I have always been fascinated with news and current events. More specifically, breaking news and how quickly news outlets can push that information out to their readers, viewers, and listeners. As the years pass, that speed and efficiency continues to increase. Reporters using smart phones with advanced cameras are taking photos, live tweeting, and using Facebook Live to broadcast video from cities and countries around the world. Reporters are imbedded with military troops reporting from areas that many people will never see in person.

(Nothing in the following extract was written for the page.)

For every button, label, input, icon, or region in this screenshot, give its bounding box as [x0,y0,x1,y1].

“Journalism is a front row seat on life,” Joyce Barrett, a professor of English and journalism at Shepherd University said to an eager group of students. She had a knack for pushing her students. She used her years of experience as a reporter and editor to guide myself and other new writers to find their niche and confidence. The confidence you need to ask the tough questions. The confidence to pick up the phone, step into an office, or onto the sidewalk and get the story. Not only to get the story but to make sure the story is accurate and precious.
As the editor-in-chief with The Picket, Shepherd University’s student newspaper, Barrett became like a second mother to me. We spent days talking and texting about the next story, layouts, photos, and then ultimately making the tough choice to take the paper completely digital.
I was several years older than my classmates and my co-workers on The Picket. I worked a full-time job, taking classes as my schedule allowed. A non-traditional student to say the least, but I finished my Bachelor’s degree.
Barrett never let me lose focus on a story. She kept her students and staff that she advised grounded and centered. Students have went on to other news outlets using the skills that Barrett taught us to report the facts accurately and thoroughly.
To this day, just like mom, Joyce is just a phone call away if you need advice or just to chat about current events.
Being a journalist isn’t about the money. It is more than sitting at a keyboard, in front of a camera or microphone. There is incredible power being able to tell a story that otherwise may never be told. Being a journalist means you have to have the confidence to go into situations knowing that you might not be welcomed to get a story. Being a journalist means keeping up with current events, trends, and reporting these topics in a manner that readers understand.